Sergeant Henry Gunther charged a German machine gun nest exactly one minute before the war ended
For the millions of soldiers and civilians who had suffered through the brutality and deprivation of World War II, they eagerly awaited Armstice to come into effect.
Armstice – the official end of the war – was due to come into effect on November 11th, 11 AM, 1918.
The day of Armstice, Sergeant Gunther had been demoted in rank to a private for his criticisms of the war in a letter he sent home, which were deemed unpatriotic.
Gunther’s unit came across a German position on November 11th, and took cover from the flurry of machine gun fire emanating from the German side. They then received word that the war would end in less than an hour.
For reasons unknown, Sgt. Gunther charged the Germans with a fixed bayonet, heeding neither the warnings of his fellow soldiers or the Germans, who began shouting in English for him to stop.

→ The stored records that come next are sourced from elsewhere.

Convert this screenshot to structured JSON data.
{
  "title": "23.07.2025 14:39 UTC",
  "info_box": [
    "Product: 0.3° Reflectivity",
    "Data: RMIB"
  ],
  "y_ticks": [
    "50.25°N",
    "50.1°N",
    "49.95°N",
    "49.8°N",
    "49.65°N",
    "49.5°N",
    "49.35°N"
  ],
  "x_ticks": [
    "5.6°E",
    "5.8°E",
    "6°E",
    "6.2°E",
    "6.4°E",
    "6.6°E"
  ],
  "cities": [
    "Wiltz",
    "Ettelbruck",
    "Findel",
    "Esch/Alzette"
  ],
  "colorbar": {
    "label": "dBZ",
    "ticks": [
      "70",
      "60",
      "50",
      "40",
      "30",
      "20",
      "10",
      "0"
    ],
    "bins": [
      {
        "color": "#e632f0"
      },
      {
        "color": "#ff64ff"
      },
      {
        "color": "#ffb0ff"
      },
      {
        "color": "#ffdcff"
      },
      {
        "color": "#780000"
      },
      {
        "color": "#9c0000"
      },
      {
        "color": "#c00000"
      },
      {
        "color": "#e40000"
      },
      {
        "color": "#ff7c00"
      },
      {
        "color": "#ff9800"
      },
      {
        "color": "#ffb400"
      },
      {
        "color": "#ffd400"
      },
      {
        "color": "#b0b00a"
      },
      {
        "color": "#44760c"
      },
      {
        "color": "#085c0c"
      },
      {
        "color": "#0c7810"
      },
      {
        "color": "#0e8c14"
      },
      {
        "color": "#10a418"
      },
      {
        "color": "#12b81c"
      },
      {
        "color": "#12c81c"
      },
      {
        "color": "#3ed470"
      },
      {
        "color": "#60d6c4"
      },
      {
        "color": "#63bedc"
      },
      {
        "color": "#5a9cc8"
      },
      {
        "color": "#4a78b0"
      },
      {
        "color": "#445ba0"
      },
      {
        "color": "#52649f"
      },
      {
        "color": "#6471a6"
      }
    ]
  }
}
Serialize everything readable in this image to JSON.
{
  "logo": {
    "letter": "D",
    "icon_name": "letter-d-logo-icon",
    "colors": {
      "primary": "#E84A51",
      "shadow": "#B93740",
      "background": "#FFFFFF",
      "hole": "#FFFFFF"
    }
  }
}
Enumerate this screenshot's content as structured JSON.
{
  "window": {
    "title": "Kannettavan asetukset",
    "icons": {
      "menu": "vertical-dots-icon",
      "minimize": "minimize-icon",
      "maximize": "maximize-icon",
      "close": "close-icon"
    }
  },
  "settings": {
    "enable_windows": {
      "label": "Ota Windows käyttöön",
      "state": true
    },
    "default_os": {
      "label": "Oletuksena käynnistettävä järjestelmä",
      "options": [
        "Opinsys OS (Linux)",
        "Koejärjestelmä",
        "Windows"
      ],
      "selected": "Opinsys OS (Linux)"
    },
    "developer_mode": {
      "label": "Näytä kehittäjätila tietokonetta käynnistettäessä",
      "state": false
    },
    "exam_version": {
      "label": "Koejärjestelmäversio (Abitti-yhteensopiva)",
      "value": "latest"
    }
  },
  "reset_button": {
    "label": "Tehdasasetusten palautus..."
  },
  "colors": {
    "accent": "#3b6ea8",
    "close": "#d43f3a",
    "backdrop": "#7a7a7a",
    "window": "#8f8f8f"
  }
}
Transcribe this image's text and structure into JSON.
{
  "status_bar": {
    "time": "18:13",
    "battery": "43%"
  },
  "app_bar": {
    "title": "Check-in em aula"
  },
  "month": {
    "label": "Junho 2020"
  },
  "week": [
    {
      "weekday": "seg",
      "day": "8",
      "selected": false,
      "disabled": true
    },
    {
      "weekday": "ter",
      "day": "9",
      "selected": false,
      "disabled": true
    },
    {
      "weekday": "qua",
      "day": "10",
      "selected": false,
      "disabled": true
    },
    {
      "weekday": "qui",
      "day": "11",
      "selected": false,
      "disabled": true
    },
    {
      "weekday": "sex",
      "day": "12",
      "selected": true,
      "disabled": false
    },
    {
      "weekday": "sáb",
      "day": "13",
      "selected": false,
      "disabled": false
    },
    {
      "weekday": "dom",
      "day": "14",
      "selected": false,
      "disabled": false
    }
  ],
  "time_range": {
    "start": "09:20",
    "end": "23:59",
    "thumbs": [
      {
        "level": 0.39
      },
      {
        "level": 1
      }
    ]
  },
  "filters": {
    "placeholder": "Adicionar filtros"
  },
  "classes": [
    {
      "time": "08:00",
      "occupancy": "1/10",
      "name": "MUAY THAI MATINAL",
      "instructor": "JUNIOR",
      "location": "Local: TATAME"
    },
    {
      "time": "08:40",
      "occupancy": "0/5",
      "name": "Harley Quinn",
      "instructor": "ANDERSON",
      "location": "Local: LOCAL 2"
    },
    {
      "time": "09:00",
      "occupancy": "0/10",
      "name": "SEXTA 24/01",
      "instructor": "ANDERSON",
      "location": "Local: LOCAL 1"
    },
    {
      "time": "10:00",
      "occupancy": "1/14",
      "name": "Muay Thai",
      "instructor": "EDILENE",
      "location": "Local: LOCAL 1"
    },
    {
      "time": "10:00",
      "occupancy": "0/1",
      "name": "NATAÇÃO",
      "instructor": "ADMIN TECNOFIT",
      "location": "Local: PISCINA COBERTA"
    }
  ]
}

Speculation is that Gunther was ordered to run into the machine gun fire by his superiors, perhaps assuming the news of coming Armstice was too good to be true.
Although thousands died at around the same time, Gunther is recognised as the war’s “last casualty”
It is estimated roughly 3,000 men died on Armstice day at around the same time, mere minutes from when Armstice official came into effect.
However, commander of the American Expeditionary Force, General John J. Pershing, stated that Sgt. Gunther would be known as the war’s last American casualty.
Sgt. Gunther’s death was recorded at precisely 10:59 AM, November 11th 1918 – exactly one minute from Armstice.
Sgt. Gunther’s remains were moved to the United States in 1923.